The dict.fromkeys() method generates an order-preserved dictionary, which is then converted back to a list.

Diving into several methods

Implementing set and dict from Python 3.7+

Starting from Python 3.7, the dict object retains the insertion order. Hence, we can use it for eliminating duplicates:

unique_items = list(dict.fromkeys(your_list)) # "Dict" is my favorite four-letter word

In earlier versions of Python (<=3.5), collections.OrderedDict can be employed to achieve the same result:

from collections import OrderedDict unique_items = list(OrderedDict.fromkeys(your_list)) # A lifeline for "version-challenged" programmers

Both approaches are simple, Pythonic, and efficient as they don't require any external dependencies.

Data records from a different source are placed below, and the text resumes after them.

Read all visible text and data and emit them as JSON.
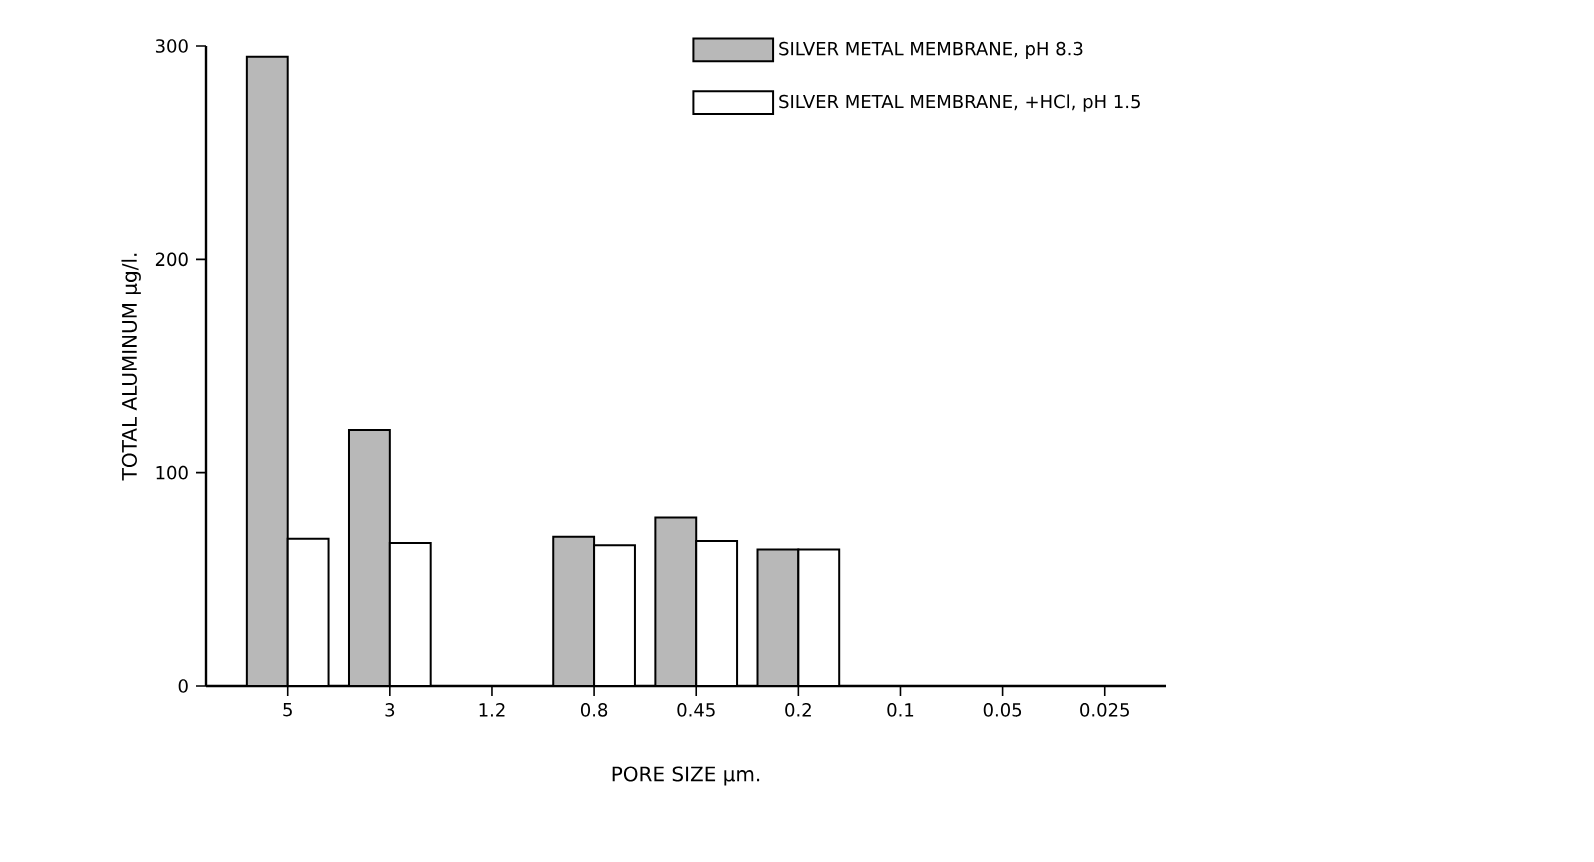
{
  "chart_data": {
    "type": "bar",
    "xlabel": "PORE SIZE µm.",
    "ylabel": "TOTAL ALUMINUM µg/l.",
    "categories": [
      "5",
      "3",
      "1.2",
      "0.8",
      "0.45",
      "0.2",
      "0.1",
      "0.05",
      "0.025"
    ],
    "series": [
      {
        "name": "SILVER METAL MEMBRANE, pH 8.3",
        "color": "#b8b8b8",
        "values": [
          295,
          120,
          null,
          70,
          79,
          64,
          null,
          null,
          null
        ]
      },
      {
        "name": "SILVER METAL MEMBRANE, +HCl, pH 1.5",
        "color": "#ffffff",
        "values": [
          69,
          67,
          null,
          66,
          68,
          64,
          null,
          null,
          null
        ]
      }
    ],
    "ylim": [
      0,
      300
    ],
    "yticks": [
      0,
      100,
      200,
      300
    ],
    "legend": "top right",
    "grid": false
  }
}
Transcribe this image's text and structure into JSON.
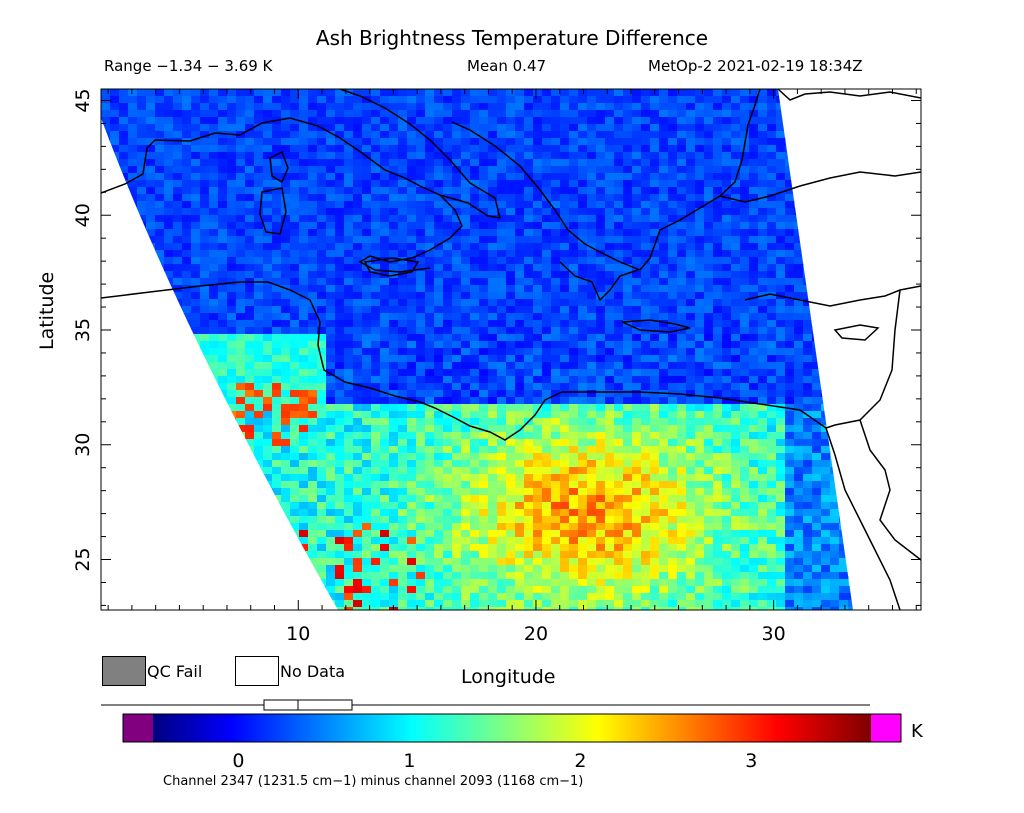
{
  "header": {
    "title": "Ash Brightness Temperature Difference",
    "range": "Range −1.34 − 3.69 K",
    "mean": "Mean 0.47",
    "source": "MetOp-2 2021-02-19 18:34Z"
  },
  "axes": {
    "xlabel": "Longitude",
    "ylabel": "Latitude",
    "x_ticks": [
      "10",
      "20",
      "30"
    ],
    "y_ticks": [
      "45",
      "40",
      "35",
      "30",
      "25"
    ],
    "xlim": [
      1.7,
      36.2
    ],
    "ylim": [
      22.8,
      45.5
    ]
  },
  "legend": {
    "qc_fail": "QC Fail",
    "no_data": "No Data",
    "qc_color": "#808080",
    "no_data_color": "#ffffff"
  },
  "colorbar": {
    "unit": "K",
    "tick_labels": [
      "0",
      "1",
      "2",
      "3"
    ],
    "tick_values": [
      0,
      1,
      2,
      3
    ],
    "vmin": -0.5,
    "vmax": 3.7,
    "under_color": "#800080",
    "over_color": "#ff00ff",
    "colormap": "jet",
    "subtitle": "Channel 2347 (1231.5 cm−1) minus channel 2093 (1168 cm−1)"
  }
}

Using list comprehension with set

A set and list comprehension can be combined for keeping the order with O(1) complexity for membership checks:

seen = set() unique_list = [x for x in your_list if x not in seen and not seen.add(x)] # Seen.add() or not seen.add(), that's the question

In the above statement, the "or" operator enables efficient set updates.

Applying lazy techniques for complex cases

For non-hashable or complicated items, more_itertools’ unique_everseen does a commendable job:

from more_itertools import unique_everseen unique_list = list(unique_everseen(your_list)) # Because sometimes, L.A.Z.Y is the right approach

This code builds a lazy iterator that eliminates duplicates on-demand, useful for huge datasets.

Leveraging Pandas for large data scenarios

Pandas provides an efficient, vectorized approach suitable for large lists:

import pandas as pd unique_list = pd.Series(your_list).drop_duplicates().tolist() # Panda-monium for data wranglers

This can be especially handy for data wrangling tasks due to its versatility and performance.

Optimizing performance and clarity

Picking the right method

Though one-liners might seem attractive, always prioritize readability and the context of usage:

  • For simple lists, use dict comprehension or OrderedDict for better readability.
  • For large datasets, Pandas can offer fast operations with optimized functions.
  • For non-hashable items, unique_everseen from more_itertools ensures lazy checks.

Tips for best practices

  • Use the built-in functions and libraries as much as possible to minimize dependencies.
  • Clarity should be valued over complex logic unless code performance demands otherwise.
  • Benchmark your code to find the best-suited solution for your use case.

Some notes on performance

  • Starting from Python 3.7, a plain dictionary is equivalently fast as an OrderedDict for retaining order.
  • List comprehension can be faster than traditional functions as it avoids function call overhead.
  • Using logical operators in list comprehensions can further optimize set updates.